It appears that neither the Sony 55-210 mm f/4.5-6.3 nor the Canon EF-S 55–250mm f/4–5.6 reports the actual focal length to the camera: both cameras' metadata show the lens but report the focal length as the minimum zoom.
I took pictures of the full moon and got some odd results, looking at the exposures closely. In particular, the size of the subject changed in the frame, which makes me think the zoom was not staying where I put it.
Could someone help me reverse-engineer the focal lengths actually used? Besides better comparing the two systems, I wonder if the longest zoom on the Canon in giving more chromatic aberration and less contrast, since even after reconciling the exposure difference I have effects I can't explain. So knowing the settings used will be helpful.

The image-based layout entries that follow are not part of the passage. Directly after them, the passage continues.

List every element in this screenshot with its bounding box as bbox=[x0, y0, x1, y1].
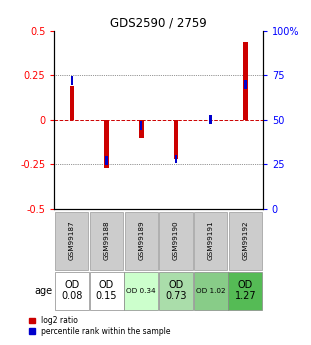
Bar bbox=[159, 272, 193, 310]
Bar bbox=[90, 211, 123, 270]
Bar bbox=[174, 120, 178, 159]
Text: OD
0.08: OD 0.08 bbox=[61, 280, 82, 302]
Text: OD 1.02: OD 1.02 bbox=[196, 288, 225, 294]
Bar bbox=[194, 272, 228, 310]
Text: age: age bbox=[35, 286, 53, 296]
Bar bbox=[55, 272, 89, 310]
Bar bbox=[243, 42, 248, 120]
Polygon shape bbox=[39, 281, 52, 300]
Bar bbox=[104, 120, 109, 168]
Bar bbox=[90, 272, 123, 310]
Bar bbox=[175, 155, 177, 164]
Text: OD
0.73: OD 0.73 bbox=[165, 280, 187, 302]
Bar bbox=[105, 156, 108, 165]
Bar bbox=[228, 272, 262, 310]
Bar bbox=[229, 211, 262, 270]
Bar bbox=[55, 211, 88, 270]
Bar bbox=[124, 272, 158, 310]
Text: GSM99191: GSM99191 bbox=[208, 221, 214, 260]
Bar bbox=[159, 211, 193, 270]
Bar bbox=[125, 211, 158, 270]
Bar bbox=[140, 121, 142, 130]
Text: OD
1.27: OD 1.27 bbox=[234, 280, 256, 302]
Text: GSM99188: GSM99188 bbox=[104, 221, 109, 260]
Bar bbox=[139, 120, 143, 138]
Text: GSM99187: GSM99187 bbox=[69, 221, 75, 260]
Bar bbox=[244, 80, 247, 89]
Text: OD
0.15: OD 0.15 bbox=[96, 280, 117, 302]
Text: GSM99190: GSM99190 bbox=[173, 221, 179, 260]
Legend: log2 ratio, percentile rank within the sample: log2 ratio, percentile rank within the s… bbox=[29, 316, 170, 336]
Bar bbox=[210, 116, 212, 124]
Text: OD 0.34: OD 0.34 bbox=[127, 288, 156, 294]
Bar bbox=[194, 211, 227, 270]
Bar bbox=[71, 76, 73, 85]
Text: GSM99192: GSM99192 bbox=[243, 221, 248, 260]
Text: GSM99189: GSM99189 bbox=[138, 221, 144, 260]
Title: GDS2590 / 2759: GDS2590 / 2759 bbox=[110, 17, 207, 30]
Bar bbox=[70, 86, 74, 120]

Exposure 1: Sony α-6000 which has a crop factor of 1.5 (15.6mm tall tensor) and a vertical resolution of 4000 pixels. Image of full moon is 137 pixels. I had intended to zoom the lens to 210mm.
Exposure 2: Canon 70D which has a crop factor of 1.6 (15mm tall sensor) and vertical resolution of 3648 pixels. The full moon is 135 or 136 pixels.
Exposure 3: Canon 70D, full moon is only 125 pixels tall. This makes me think that the setting changed between exposures, obviously.
The shots were taken on 2015-August-1 just after 1:30 AM local time, just north of Dallas Texas.
Could someone give me a hand with this photometry problem?